The Health app is a tremendous resource that can help you track all sorts of health data, whether it’s activity data or vitals, temperature included. If you’re already familiar with the app, then you know how to find it and log your temperature readings. If not, open the Health app, go to Browse, hit Vitals, and look for Body Temperature — an alternative is to use the search bar to find the temperature setting. Tap on that, and register your readings. You should consider adding it to favorites by starring it, so it shows up in your Summary section.
If that sounds like too much work, then there’s an easier, smarter way to do it, and it’s built into the iPhone:
You can create a shortcut with the Shortcuts app to use Siri to log your temperature. I started monitoring my temperature a couple of days ago and plan on doing it for some time to come, but I hadn’t logged any readings. My memory will eventually fail me, though, the longer the pandemic lasts. So going forward, I’ll definitely use the “Hey Siri” shortcut above to input all of my readings. I measure my temperature in the morning and before going to sleep. You can take readings as many times you want during the day, but you shouldn’t go overboard unless you’re actually getting a fever — panic, of course, is one other thing that needs to be mitigated during the outbreak.
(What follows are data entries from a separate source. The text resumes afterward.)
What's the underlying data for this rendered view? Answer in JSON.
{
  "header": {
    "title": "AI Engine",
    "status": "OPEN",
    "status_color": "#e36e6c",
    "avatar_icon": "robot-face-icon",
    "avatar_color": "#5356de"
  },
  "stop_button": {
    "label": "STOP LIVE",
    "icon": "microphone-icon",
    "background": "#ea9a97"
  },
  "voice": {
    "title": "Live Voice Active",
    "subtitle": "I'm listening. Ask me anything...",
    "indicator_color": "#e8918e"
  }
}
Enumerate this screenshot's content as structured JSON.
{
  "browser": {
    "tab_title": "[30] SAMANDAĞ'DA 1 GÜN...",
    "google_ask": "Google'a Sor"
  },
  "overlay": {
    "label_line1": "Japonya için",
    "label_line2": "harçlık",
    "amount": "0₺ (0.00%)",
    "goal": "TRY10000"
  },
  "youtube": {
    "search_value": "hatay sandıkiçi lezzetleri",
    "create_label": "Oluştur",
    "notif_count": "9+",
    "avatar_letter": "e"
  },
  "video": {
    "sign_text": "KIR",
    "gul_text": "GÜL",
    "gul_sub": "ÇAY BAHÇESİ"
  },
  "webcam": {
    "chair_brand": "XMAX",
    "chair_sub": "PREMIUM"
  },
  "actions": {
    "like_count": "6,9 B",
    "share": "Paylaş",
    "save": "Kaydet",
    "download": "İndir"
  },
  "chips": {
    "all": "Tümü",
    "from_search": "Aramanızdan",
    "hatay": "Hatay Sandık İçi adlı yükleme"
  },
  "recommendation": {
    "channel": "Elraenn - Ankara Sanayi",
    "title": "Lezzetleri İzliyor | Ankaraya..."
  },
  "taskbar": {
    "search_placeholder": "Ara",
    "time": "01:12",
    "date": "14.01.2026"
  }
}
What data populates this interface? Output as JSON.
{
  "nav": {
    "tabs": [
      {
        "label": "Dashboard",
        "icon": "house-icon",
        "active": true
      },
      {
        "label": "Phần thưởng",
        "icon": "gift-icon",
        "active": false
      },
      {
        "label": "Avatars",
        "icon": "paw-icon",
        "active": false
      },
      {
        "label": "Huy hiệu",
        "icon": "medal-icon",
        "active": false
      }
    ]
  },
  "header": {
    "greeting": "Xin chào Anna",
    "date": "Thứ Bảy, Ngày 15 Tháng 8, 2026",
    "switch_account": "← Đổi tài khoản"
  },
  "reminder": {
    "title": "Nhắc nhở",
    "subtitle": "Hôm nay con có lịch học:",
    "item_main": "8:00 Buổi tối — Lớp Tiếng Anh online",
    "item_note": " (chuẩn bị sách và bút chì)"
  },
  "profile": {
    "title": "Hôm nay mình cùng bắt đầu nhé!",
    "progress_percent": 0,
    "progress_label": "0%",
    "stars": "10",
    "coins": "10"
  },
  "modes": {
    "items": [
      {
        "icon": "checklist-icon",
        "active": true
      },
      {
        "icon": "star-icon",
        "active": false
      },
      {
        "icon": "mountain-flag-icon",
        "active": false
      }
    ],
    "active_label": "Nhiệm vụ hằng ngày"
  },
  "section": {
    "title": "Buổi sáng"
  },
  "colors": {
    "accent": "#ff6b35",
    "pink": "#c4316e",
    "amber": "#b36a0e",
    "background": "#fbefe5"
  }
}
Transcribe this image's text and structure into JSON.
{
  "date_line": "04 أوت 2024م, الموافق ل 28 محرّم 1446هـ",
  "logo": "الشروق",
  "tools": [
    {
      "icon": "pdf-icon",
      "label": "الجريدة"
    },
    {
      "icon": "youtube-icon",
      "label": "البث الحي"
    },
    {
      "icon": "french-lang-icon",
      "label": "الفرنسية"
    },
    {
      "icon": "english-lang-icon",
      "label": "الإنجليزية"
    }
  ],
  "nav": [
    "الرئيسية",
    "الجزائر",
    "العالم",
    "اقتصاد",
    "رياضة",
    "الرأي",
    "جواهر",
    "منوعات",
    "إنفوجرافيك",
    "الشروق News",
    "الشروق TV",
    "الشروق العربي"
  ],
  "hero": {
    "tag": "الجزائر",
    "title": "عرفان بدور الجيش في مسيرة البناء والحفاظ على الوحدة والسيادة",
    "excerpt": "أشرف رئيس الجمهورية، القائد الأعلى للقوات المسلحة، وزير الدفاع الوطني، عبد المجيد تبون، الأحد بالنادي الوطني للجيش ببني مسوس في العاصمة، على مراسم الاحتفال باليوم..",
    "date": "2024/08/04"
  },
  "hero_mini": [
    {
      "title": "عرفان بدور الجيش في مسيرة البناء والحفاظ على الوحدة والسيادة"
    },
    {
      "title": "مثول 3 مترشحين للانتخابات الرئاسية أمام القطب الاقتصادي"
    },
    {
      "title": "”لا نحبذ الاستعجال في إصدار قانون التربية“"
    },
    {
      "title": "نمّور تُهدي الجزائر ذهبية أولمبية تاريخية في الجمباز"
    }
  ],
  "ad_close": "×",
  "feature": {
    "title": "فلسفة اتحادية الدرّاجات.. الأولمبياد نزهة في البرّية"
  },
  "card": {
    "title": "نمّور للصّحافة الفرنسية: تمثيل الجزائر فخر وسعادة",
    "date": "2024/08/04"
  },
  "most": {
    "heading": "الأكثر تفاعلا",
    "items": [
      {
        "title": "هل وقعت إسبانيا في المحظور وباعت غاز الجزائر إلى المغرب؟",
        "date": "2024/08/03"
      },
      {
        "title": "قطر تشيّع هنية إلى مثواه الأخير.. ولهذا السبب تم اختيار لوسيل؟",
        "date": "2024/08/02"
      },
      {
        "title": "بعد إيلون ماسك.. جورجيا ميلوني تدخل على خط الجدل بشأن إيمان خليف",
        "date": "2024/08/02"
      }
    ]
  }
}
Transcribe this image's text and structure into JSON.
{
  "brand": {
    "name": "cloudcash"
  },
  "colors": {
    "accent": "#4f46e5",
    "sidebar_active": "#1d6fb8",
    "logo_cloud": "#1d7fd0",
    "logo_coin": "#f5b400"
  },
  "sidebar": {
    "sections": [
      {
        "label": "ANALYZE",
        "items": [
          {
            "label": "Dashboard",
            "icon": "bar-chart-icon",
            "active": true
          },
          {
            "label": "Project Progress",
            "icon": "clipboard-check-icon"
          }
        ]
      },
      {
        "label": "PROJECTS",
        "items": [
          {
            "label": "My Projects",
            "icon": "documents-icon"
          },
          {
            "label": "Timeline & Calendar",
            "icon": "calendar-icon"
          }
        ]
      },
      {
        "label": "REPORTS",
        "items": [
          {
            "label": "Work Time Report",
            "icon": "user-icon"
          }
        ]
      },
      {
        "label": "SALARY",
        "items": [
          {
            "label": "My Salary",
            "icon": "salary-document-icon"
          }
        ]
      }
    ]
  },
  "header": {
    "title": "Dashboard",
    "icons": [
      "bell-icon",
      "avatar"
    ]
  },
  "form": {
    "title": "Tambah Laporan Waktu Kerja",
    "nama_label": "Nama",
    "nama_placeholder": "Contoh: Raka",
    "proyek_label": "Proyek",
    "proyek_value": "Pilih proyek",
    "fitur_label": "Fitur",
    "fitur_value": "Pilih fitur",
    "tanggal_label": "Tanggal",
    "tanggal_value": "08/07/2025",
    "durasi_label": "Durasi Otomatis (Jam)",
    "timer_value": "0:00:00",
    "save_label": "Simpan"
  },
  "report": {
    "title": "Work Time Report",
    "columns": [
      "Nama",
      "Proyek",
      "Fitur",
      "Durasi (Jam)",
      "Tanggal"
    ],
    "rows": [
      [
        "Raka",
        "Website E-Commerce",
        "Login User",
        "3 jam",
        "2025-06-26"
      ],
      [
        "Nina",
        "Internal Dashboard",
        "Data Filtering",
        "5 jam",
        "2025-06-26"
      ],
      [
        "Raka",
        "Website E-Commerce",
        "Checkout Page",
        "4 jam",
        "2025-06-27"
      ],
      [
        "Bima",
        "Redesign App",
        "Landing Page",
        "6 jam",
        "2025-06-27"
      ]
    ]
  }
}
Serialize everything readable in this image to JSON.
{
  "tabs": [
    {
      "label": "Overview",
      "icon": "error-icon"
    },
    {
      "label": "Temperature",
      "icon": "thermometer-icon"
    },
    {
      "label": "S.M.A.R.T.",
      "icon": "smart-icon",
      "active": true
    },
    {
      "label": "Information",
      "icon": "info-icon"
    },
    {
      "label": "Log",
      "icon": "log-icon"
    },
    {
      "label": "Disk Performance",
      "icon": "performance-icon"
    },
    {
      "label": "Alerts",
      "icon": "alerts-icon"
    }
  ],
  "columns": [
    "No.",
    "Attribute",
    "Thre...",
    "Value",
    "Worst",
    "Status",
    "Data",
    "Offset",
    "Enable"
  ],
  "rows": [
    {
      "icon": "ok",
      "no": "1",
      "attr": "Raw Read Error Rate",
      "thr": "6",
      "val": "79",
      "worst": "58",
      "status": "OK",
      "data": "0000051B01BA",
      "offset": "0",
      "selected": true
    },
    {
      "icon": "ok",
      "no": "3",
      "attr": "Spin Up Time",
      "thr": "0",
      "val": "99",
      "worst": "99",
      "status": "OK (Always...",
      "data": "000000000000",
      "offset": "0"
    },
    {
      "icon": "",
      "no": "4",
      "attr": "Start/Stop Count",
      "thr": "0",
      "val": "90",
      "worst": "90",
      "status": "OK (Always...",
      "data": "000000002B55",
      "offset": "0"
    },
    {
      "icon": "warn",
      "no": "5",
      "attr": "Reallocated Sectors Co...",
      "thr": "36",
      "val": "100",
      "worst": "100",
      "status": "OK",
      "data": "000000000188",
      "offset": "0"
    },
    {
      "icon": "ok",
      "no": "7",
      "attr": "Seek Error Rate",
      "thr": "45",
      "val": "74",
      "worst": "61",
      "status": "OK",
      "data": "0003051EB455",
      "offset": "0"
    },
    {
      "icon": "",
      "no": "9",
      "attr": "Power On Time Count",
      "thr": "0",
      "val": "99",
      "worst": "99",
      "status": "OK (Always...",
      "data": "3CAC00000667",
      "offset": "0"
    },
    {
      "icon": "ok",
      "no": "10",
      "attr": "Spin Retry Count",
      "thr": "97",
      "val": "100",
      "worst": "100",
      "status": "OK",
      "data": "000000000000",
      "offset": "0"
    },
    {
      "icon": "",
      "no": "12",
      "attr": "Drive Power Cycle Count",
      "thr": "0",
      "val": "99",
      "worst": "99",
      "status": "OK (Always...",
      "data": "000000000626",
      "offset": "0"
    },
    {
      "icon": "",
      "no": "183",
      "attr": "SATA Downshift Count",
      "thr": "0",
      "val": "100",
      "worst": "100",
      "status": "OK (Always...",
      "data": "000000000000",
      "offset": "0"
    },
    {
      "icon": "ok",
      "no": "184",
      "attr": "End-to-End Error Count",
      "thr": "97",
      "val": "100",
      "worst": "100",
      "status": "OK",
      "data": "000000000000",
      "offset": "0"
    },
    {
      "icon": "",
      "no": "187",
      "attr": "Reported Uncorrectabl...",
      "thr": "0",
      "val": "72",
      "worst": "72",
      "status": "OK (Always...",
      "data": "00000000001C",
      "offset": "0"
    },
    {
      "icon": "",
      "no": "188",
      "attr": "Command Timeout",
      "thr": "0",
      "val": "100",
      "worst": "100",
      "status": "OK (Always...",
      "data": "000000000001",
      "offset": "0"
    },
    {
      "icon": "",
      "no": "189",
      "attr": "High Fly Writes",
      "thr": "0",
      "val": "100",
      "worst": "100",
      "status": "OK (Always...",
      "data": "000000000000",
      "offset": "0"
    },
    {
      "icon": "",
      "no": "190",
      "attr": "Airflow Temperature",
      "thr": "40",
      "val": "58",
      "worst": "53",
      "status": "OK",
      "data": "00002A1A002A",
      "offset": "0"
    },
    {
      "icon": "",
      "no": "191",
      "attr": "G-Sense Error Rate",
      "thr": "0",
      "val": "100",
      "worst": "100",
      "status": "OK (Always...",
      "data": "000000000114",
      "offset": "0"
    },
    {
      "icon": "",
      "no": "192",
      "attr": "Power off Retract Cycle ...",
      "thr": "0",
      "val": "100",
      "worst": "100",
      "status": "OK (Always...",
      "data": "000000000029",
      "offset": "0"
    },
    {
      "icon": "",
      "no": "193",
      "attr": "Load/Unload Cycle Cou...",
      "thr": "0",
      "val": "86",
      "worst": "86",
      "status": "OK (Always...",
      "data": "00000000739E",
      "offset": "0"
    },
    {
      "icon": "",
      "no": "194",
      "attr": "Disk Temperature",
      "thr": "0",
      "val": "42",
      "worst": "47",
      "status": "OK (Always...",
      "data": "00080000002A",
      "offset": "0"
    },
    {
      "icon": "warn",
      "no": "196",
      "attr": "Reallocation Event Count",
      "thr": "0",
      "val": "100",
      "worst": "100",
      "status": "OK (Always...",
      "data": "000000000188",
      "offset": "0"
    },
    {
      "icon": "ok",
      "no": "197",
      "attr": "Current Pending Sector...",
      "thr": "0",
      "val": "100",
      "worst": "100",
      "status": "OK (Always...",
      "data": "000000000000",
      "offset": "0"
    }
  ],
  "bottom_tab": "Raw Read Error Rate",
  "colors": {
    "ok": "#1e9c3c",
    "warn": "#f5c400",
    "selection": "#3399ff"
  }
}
If you’re already using a smart thermometer, chances are it can sync with the Health app to record the readings. But if you’re not, then you should use the shortcut above and teach every iPhone user in your family to take advantage of it. You can use Android to monitor your temperature readings, of course, and any other smart device. A piece of paper will do too. But this Shortcuts trick only applies to iPhone and iPad.
You might think it’s not important to log your temperature if you’re not feeling flu-like symptoms, but technology is here to help, and we should all take advantage of it. It might come in handy when we eventually come down with a coronavirus infection, as we might be able to tell doctors when we first noticed our temperature rising. This, in turn, could help us determine where we might have gotten the virus, and who we might have passed it on to. It’s a great tool to help you travel back in time, and could help epidemiologists further limit the spread of the virus.
Not to mention that such data could always be used in future COVID-19 studies. The better we know the enemy, the better we can fight it. Fever onset, as well as readings before and after, could be relevant for future studies. Sadly, there’s no objective way of measuring cough or shortness of breath, but checking your temperature might prove to be just as useful as washing your hands regularly or staying in isolation for as long as possible.